At Sword, Ricardo leads initiatives exploring how generative AI and language technologies can better support clinical workflows, personalize care at scale, and sustain the kind of engagement that traditional healthcare systems have struggled to achieve. He came to Sword as one of the field’s leading voices on how to evaluate AI systems honestly, and that discipline runs through everything his team builds.
Ricardo is the principal developer of COMET, now the standard metric for machine translation evaluation across the research community. His doctoral thesis earned the EAMT Best Thesis Award in 2024, selected as the best PhD thesis in machine translation in Europe that year. His research brings both scientific depth and practical discipline to Sword’s AI development, grounded in the conviction that powerful systems must also be measurably dependable ones.

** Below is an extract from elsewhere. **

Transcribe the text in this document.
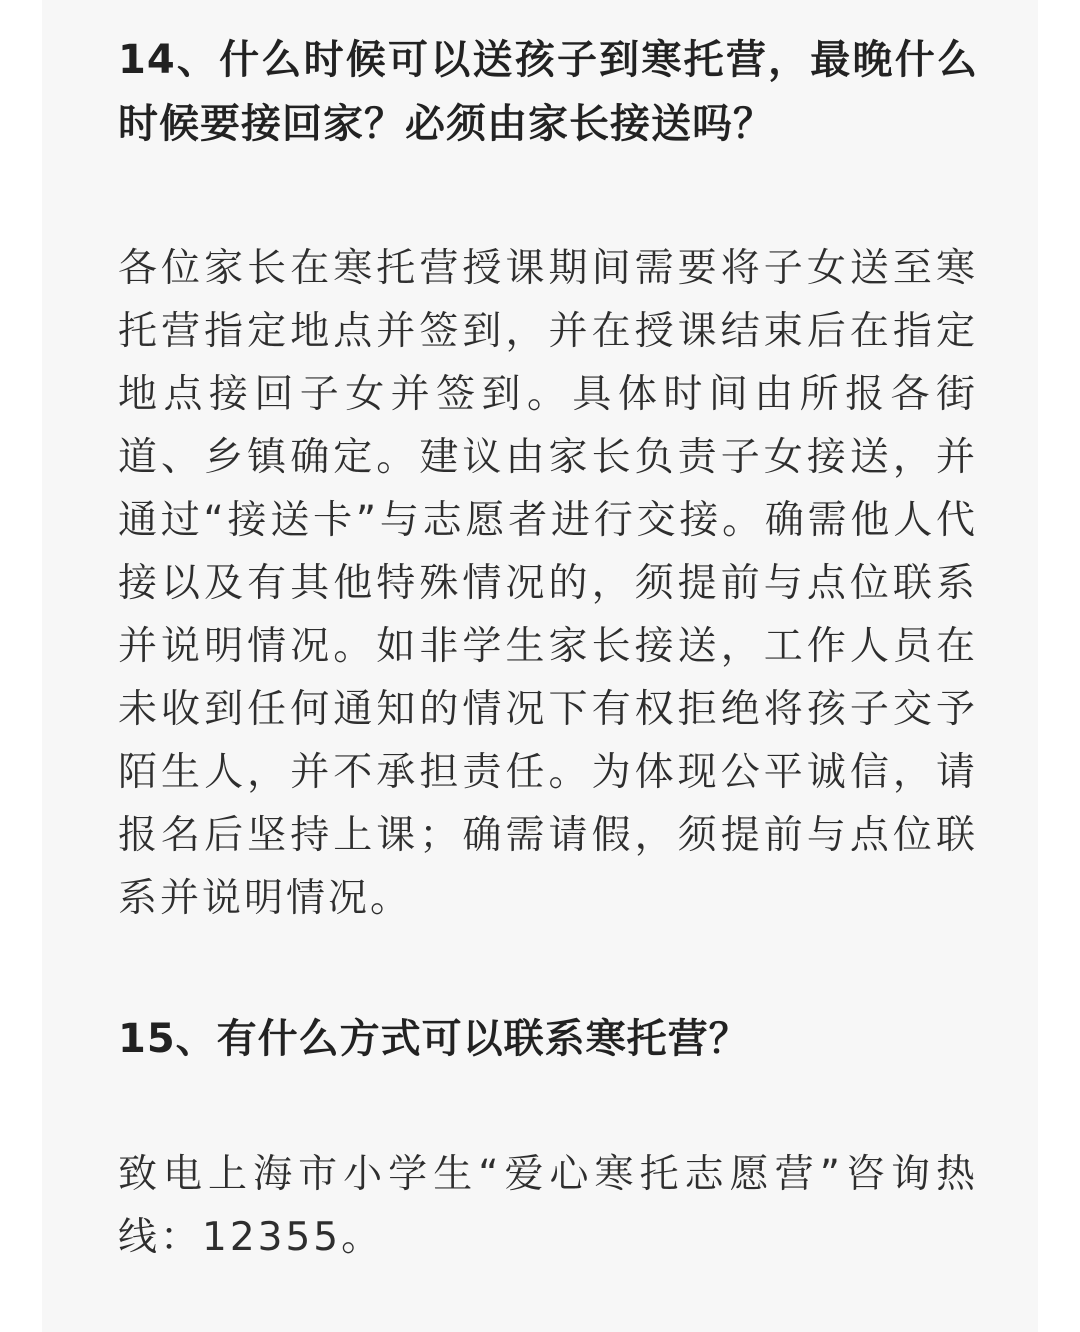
14、什么时候可以送孩子到寒托营，最晚什么时候要接回家？必须由家长接送吗？

各位家长在寒托营授课期间需要将子女送至寒托营指定地点并签到，并在授课结束后在指定地点接回子女并签到。具体时间由所报各街道、乡镇确定。建议由家长负责子女接送，并通过“接送卡”与志愿者进行交接。确需他人代接以及有其他特殊情况的，须提前与点位联系并说明情况。如非学生家长接送，工作人员在未收到任何通知的情况下有权拒绝将孩子交予陌生人，并不承担责任。为体现公平诚信，请报名后坚持上课；确需请假，须提前与点位联系并说明情况。

15、有什么方式可以联系寒托营？

致电上海市小学生“爱心寒托志愿营”咨询热线：12355。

EAMT Best Thesis Award, 2024
Doctoral thesis recognized as the best in machine translation research in Europe, awarded by the European Association for Machine...
Principal developer of COMET
Creator of COMET, the widely adopted standard metric for machine translation evaluation, with research citations in the thousands.
Education
Ricardo holds a PhD in Electrical and Computer Engineering from Instituto Superior Técnico, completed Summa cum laude in 2024 under the CMU-Portugal MAIA project, supervised by Professor Luisa Coheur at INESC-ID and Professor Alon Lavie at Carnegie Mellon University. He also holds a Master’s degree in Computer Science and Engineering from Instituto Superior Técnico, completed with Merit diploma and a grade of 18/20.
Experience
Before joining Sword Health, Ricardo spent over seven years at Unbabel, progressing from AI Researcher Intern to Senior Research Scientist. In that role he was one of the principal contributors to the Tower LLM and EuroLLM projects, working across pretraining data quality, post-training, and evaluation. He was also a Visiting Student at Carnegie Mellon University, where he worked with Professor Alon Lavie on machine translation evaluation, placing second at WMT shared tasks and winning the Quality Estimation shared task. Earlier, he served as an Early Stage Researcher at INESC-ID and as a Teaching Assistant at Instituto Superior Técnico for NLP and Logic Programming courses. At Sword, he leads AI research focused on building trustworthy, rigorously evaluated systems for healthcare.